That's Charles Boyer's great line to Hedy Lamarr in the great 1938 movie Algiers.He plays Pepe Le Moko, a notorious thief hiding out in the dilapidated coast-line quarter that has sheltered outlaws, revolutionaries and other bad boys since pirate days.
The Algerian revolution against their French colonial masters began here. It was a deadly locale again in the 1990s when terrorism followed an Islamic party's attempt to win power in the country.
The Casbah, in short, has been a place of mystery, danger, intrigue for centuries. Foreigners are still warned, as they have been for at least 15 years, to stay out. Monday (May 28, 2007) I walked through the winding, narrow alleys and climbed up and down steep stone stairways with Said, a journalist-fixer and a lifelong resident of the city. The Casbah didn't feel romantic. It also didn't feel dangerous, so much as run-down and sad.
Unemployment in Algeria is above 40 percent -- the counting is inaccurate -- so the streets here and elsewhere in the city are crammed with idle young men. Some of them hustle money by finding parking spaces in the tight quarter; the service includes not scratching or denting your car, which is the cost of refusing service.
Other men just stand around, leaning against buildings, talking and smoking. Algerians call them hittistes -- a bilingual coinage from the Arabic word for wall (hit) and the French suffix (iste).

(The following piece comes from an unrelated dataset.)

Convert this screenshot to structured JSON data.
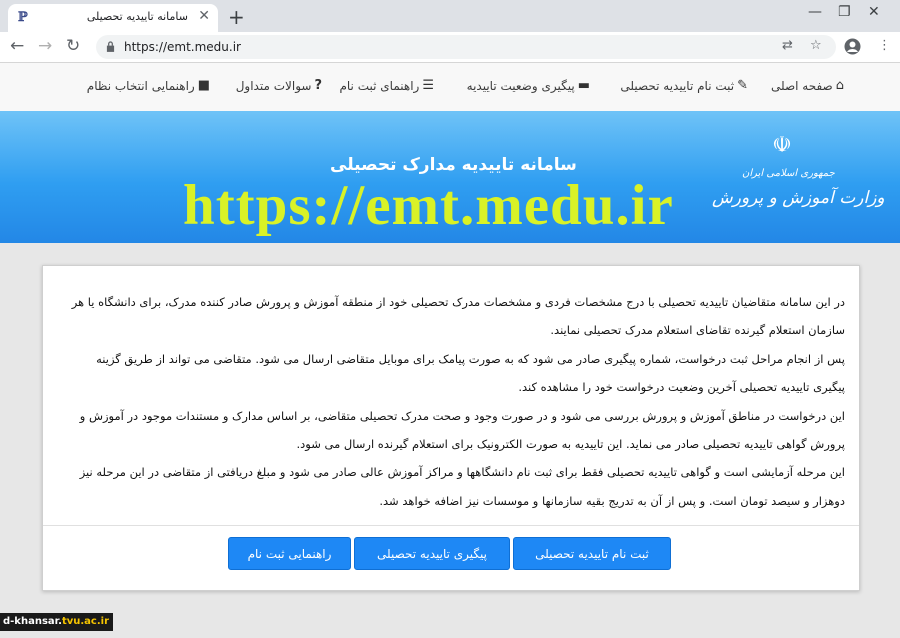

Street crime is bad too, and the various troubles have ruined tourism and closed many of the artisan shops. Said takes people on his tours to a tiny shop where an old man still turns out bracelets and salvers of copper and silver. He says no one nowadays is learning the art he was taught as a boy. No future in it.
The Casbah, always densely packed, is overcrowded now -- maybe 70,000 people, though, again, there is that problem about counting, and many of its buildings are crumbling from age, neglect, the sea and sun.
Rock the Casbah, a popular song by Clash (hear it at http://www.youtube.com/watch?v=OAkfHShATKY&mode=related&search) takes on new meaning in the real place where falling debris is actually a danger.
So is the traffic, but that's all over Algiers where drivers in little cars dash through narrow hilly roads without regard for lane markers or decorum of any sort.
Now that all the negatives are out of the way, I liked the Casbah. It's busy, just bursting with food sellers, markets and women shrouded in the full, traditional white wrap of old Algiers, which turns them into little walking sailboats, shopping for wedding gear. Stores around the mosque spill out yards of embroidered jackets and spools of material into the street. Also, shoes, purses, jewelry, lace. Brides wear nine outfits during a wedding here -- requiring more costume changes than Tina Turner in concert -- so there's a lot to buy. Men are excluded from all these shops, as they also are from the hamman or bathhouses. Same idea as our spas, full of women relaxing, pampering and gossiping.
I like how Said has tailored this tour to woman's stuff in my honor.
There are signs that Boyer's Casbah will be revived. UNESCO lists it as a World Heritage Site and it could be a huge tourist draw with planning and some investment (and peace from terrorists, of course). This government, rich with oil revenues, has begun that work.